What's in the screen, and what's getting screened, Dr. Garcia explained, are mimics of the original receptors and antigens—accurate, but not 100% identical. So, after the initial screen, the four receptors that bound antigens were then sequenced and run through an algorithm, which ultimately figured out the correct corresponding identity of the human antigen. With this technique, the team unambiguously identified two human antigens of the four receptors that found matches in the yeast-based library, and they're currently in the process of identifying a third one.

The somewhat modest ratio is a product of chance. The receptors are restricted by genotype and will only bind to antigens of a matching genotype. Between that and the enormous variability of possible antigens, pegging a receptor–antigen match is “a bit like winning the lottery,” Dr.

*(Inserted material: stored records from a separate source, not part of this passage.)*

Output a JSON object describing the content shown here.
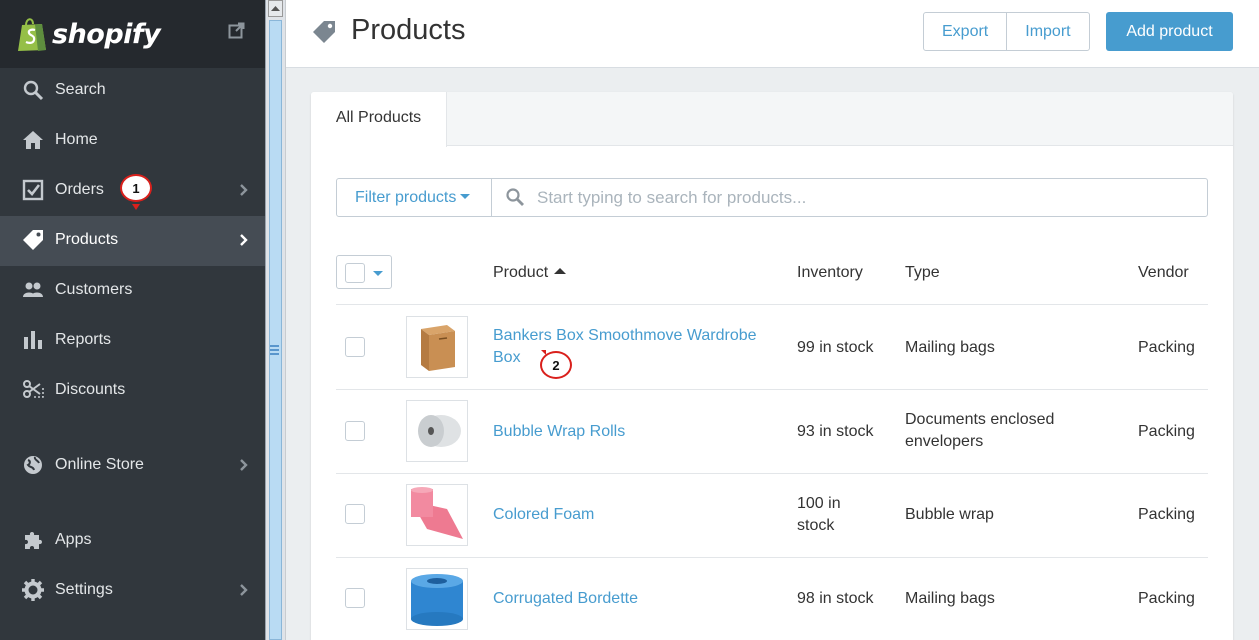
{
  "brand": {
    "name": "shopify"
  },
  "sidebar": {
    "items": [
      {
        "label": "Search",
        "icon": "search-icon"
      },
      {
        "label": "Home",
        "icon": "home-icon"
      },
      {
        "label": "Orders",
        "icon": "orders-icon"
      },
      {
        "label": "Products",
        "icon": "tag-icon"
      },
      {
        "label": "Customers",
        "icon": "customers-icon"
      },
      {
        "label": "Reports",
        "icon": "reports-icon"
      },
      {
        "label": "Discounts",
        "icon": "discounts-icon"
      },
      {
        "label": "Online Store",
        "icon": "globe-icon"
      },
      {
        "label": "Apps",
        "icon": "puzzle-icon"
      },
      {
        "label": "Settings",
        "icon": "gear-icon"
      }
    ],
    "active": "Products"
  },
  "annotations": {
    "step1": "1",
    "step2": "2",
    "color": "#d9201c"
  },
  "header": {
    "title": "Products",
    "export_label": "Export",
    "import_label": "Import",
    "add_label": "Add product"
  },
  "tabs": [
    {
      "label": "All Products"
    }
  ],
  "filter": {
    "button_label": "Filter products",
    "search_placeholder": "Start typing to search for products..."
  },
  "table": {
    "columns": {
      "product": "Product",
      "inventory": "Inventory",
      "type": "Type",
      "vendor": "Vendor"
    },
    "rows": [
      {
        "name": "Bankers Box Smoothmove Wardrobe Box",
        "inventory": "99 in stock",
        "type": "Mailing bags",
        "vendor": "Packing",
        "thumb": "cardboard-box"
      },
      {
        "name": "Bubble Wrap Rolls",
        "inventory": "93 in stock",
        "type": "Documents enclosed envelopers",
        "vendor": "Packing",
        "thumb": "bubble-wrap-roll"
      },
      {
        "name": "Colored Foam",
        "inventory": "100 in stock",
        "type": "Bubble wrap",
        "vendor": "Packing",
        "thumb": "pink-foam-roll"
      },
      {
        "name": "Corrugated Bordette",
        "inventory": "98 in stock",
        "type": "Mailing bags",
        "vendor": "Packing",
        "thumb": "blue-bordette-roll"
      }
    ]
  },
  "colors": {
    "accent": "#479ccf",
    "sidebar_bg": "#31373d",
    "brand_green": "#95bf47"
  }
}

Garcia noted. “The key to increasing the odds is to increase the throughput of the experiments, kind of like putting more coins into the slot machine.”

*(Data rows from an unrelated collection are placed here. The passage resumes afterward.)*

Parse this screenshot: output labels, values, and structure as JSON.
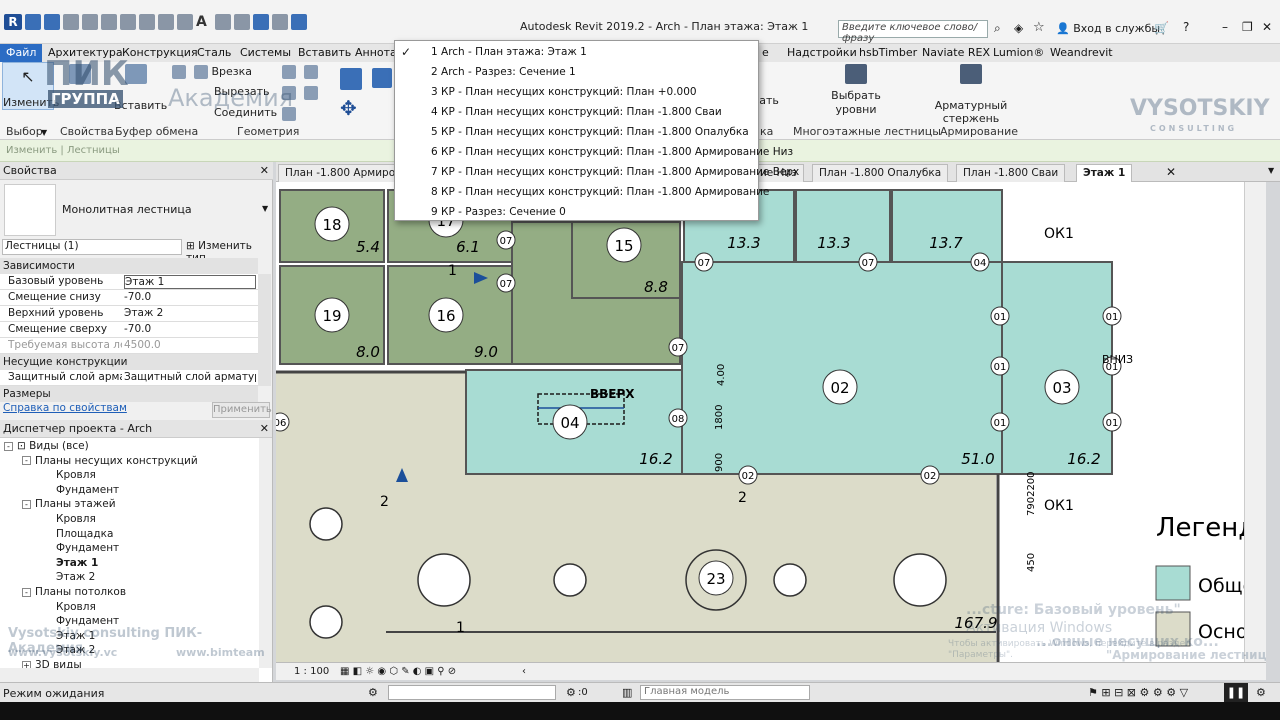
{
  "title_bar": {
    "title": "Autodesk Revit 2019.2 - Arch - План этажа: Этаж 1",
    "search_placeholder": "Введите ключевое слово/фразу",
    "login_label": "Вход в службы"
  },
  "ribbon_tabs": [
    "Файл",
    "Архитектура",
    "Конструкция",
    "Сталь",
    "Системы",
    "Вставить",
    "Аннотат",
    "е",
    "Надстройки",
    "hsbTimber",
    "Naviate REX",
    "Lumion®",
    "Weandrevit"
  ],
  "ribbon": {
    "modify_label": "Изменить",
    "paste_label": "Вставить",
    "cut_label": "Врезка",
    "cut2_label": "Вырезать",
    "join_label": "Соединить",
    "select_levels_label": "Выбрать уровни",
    "select_levels_line2": "",
    "rebar_label": "Арматурный стержень",
    "partial_label": "овать",
    "panel_labels": {
      "select": "Выбор",
      "properties": "Свойства",
      "clipboard": "Буфер обмена",
      "geometry": "Геометрия",
      "ka": "ка",
      "multistory": "Многоэтажные лестницы",
      "reinforcement": "Армирование"
    }
  },
  "watermarks": {
    "pik_logo": "ПИК",
    "group": "ГРУППА",
    "academy": "Академия",
    "vysotskiy": "VYSOTSKIY",
    "consulting": "CONSULTING",
    "bottom_left": "Vysotskiy consulting  ПИК-Академия",
    "bottom_url1": "www.vysotskiy.vc",
    "bottom_url2": "www.bimteam",
    "overlay1": "...cture: Базовый уровень\"",
    "overlay2": "Активация Windows",
    "overlay3": "...онные несущих ко...",
    "overlay4": "Чтобы активировать Windows, перейдите в раздел",
    "overlay5": "\"Армирование лестницы\"",
    "overlay6": "\"Параметры\"."
  },
  "options_bar": {
    "text": "Изменить | Лестницы"
  },
  "properties": {
    "header": "Свойства",
    "type_name": "Монолитная лестница",
    "instance_filter": "Лестницы (1)",
    "edit_type": "Изменить тип",
    "sections": {
      "constraints": "Зависимости",
      "structure": "Несущие конструкции",
      "dimensions": "Размеры"
    },
    "rows": [
      {
        "k": "Базовый уровень",
        "v": "Этаж 1"
      },
      {
        "k": "Смещение снизу",
        "v": "-70.0"
      },
      {
        "k": "Верхний уровень",
        "v": "Этаж 2"
      },
      {
        "k": "Смещение сверху",
        "v": "-70.0"
      },
      {
        "k": "Требуемая высота лест...",
        "v": "4500.0"
      }
    ],
    "structure_row": {
      "k": "Защитный слой армату...",
      "v": "Защитный слой арматур..."
    },
    "help_link": "Справка по свойствам",
    "apply": "Применить"
  },
  "project_browser": {
    "header": "Диспетчер проекта - Arch",
    "nodes": [
      {
        "label": "Виды (все)",
        "level": 0,
        "exp": "-"
      },
      {
        "label": "Планы несущих конструкций",
        "level": 1,
        "exp": "-"
      },
      {
        "label": "Кровля",
        "level": 2
      },
      {
        "label": "Фундамент",
        "level": 2
      },
      {
        "label": "Планы этажей",
        "level": 1,
        "exp": "-"
      },
      {
        "label": "Кровля",
        "level": 2
      },
      {
        "label": "Площадка",
        "level": 2
      },
      {
        "label": "Фундамент",
        "level": 2
      },
      {
        "label": "Этаж 1",
        "level": 2,
        "bold": true
      },
      {
        "label": "Этаж 2",
        "level": 2
      },
      {
        "label": "Планы потолков",
        "level": 1,
        "exp": "-"
      },
      {
        "label": "Кровля",
        "level": 2
      },
      {
        "label": "Фундамент",
        "level": 2
      },
      {
        "label": "Этаж 1",
        "level": 2
      },
      {
        "label": "Этаж 2",
        "level": 2
      },
      {
        "label": "3D виды",
        "level": 1,
        "exp": "+"
      }
    ]
  },
  "view_tabs": [
    {
      "label": "План -1.800 Армиров"
    },
    {
      "label": "ние Низ"
    },
    {
      "label": "План -1.800 Опалубка"
    },
    {
      "label": "План -1.800 Сваи"
    },
    {
      "label": "Этаж 1",
      "active": true
    }
  ],
  "views_menu": [
    {
      "label": "1 Arch - План этажа: Этаж 1",
      "checked": true
    },
    {
      "label": "2 Arch - Разрез: Сечение 1"
    },
    {
      "label": "3 КР - План несущих конструкций: План +0.000"
    },
    {
      "label": "4 КР - План несущих конструкций: План -1.800 Сваи"
    },
    {
      "label": "5 КР - План несущих конструкций: План -1.800 Опалубка"
    },
    {
      "label": "6 КР - План несущих конструкций: План -1.800 Армирование Низ"
    },
    {
      "label": "7 КР - План несущих конструкций: План -1.800 Армирование Верх"
    },
    {
      "label": "8 КР - План несущих конструкций: План -1.800 Армирование"
    },
    {
      "label": "9 КР - Разрез: Сечение 0"
    }
  ],
  "plan": {
    "rooms": [
      {
        "num": "18",
        "area": "5.4"
      },
      {
        "num": "17",
        "area": "6.1"
      },
      {
        "num": "15",
        "area": "8.8"
      },
      {
        "num": "19",
        "area": "8.0"
      },
      {
        "num": "16",
        "area": "9.0"
      },
      {
        "num": "02",
        "area": "51.0"
      },
      {
        "num": "03",
        "area": "16.2"
      },
      {
        "num": "04",
        "area": "16.2"
      },
      {
        "num": "23",
        "area": "167.9"
      }
    ],
    "small_areas": [
      "13.3",
      "13.3",
      "13.7"
    ],
    "tags": [
      "07",
      "07",
      "07",
      "07",
      "04",
      "01",
      "01",
      "01",
      "01",
      "01",
      "01",
      "08",
      "02",
      "02",
      "06",
      "07"
    ],
    "labels": {
      "up": "ВВЕРХ",
      "down": "ВНИЗ",
      "ok1": "ОК1",
      "legend_title": "Легенда",
      "legend_item1": "Общее",
      "legend_item2": "Основн",
      "section1": "1",
      "section2": "2",
      "dim1": "4.00",
      "dim2": "1800",
      "dim3": "900",
      "dim4": "7902200",
      "dim5": "450"
    }
  },
  "view_status": {
    "scale": "1 : 100"
  },
  "status_bar": {
    "status": "Режим ожидания",
    "zero": ":0",
    "model": "Главная модель"
  },
  "colors": {
    "accent": "#2b6cc4",
    "room_green": "#93ac82",
    "room_teal": "#a6dbd3",
    "room_beige": "#d9dbc8"
  }
}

There's an ongoing debate, Dr. Garcia commented, about the most important types of antigens that T cells “see” and attack in tumors. One currently popular notion is that TCRs react with neoantigens, or antigens that are mutated or uniquely part of a cancer, rather than self-antigens, which both cancerous and healthy cells can have in common. Unexpectedly, however, evidence from the new study suggests otherwise, as one of the two antigens was “self.” In addition, the self-antigen turned out to be shared between two patients—a key to developing immunotherapies.

“It was a huge surprise to find that one of the antigens was a nonmutated, shared self-antigen, and the implications are that if you screen many more TCRs, you'll likely find a lot of shared antigens,” Garcia said. “So in theory, you could have one immunotherapy that targets this antigen, and it'd be effective for multiple patients.” But this, he said, brings us to the million-dollar question: How do we generate antitumor immunity against an antigen that is attached to both healthy and cancerous cells?

“Right now, we don't have an answer, but there are a lot of efforts going into that problem, and it's something that I'm very interested in. It's a problem that we're going to have to solve because there are going to be a lot of tumor antigens that will be nonmutated, and so we have to figure out how to localize the attack to just the tumor, and not the rest of the host.”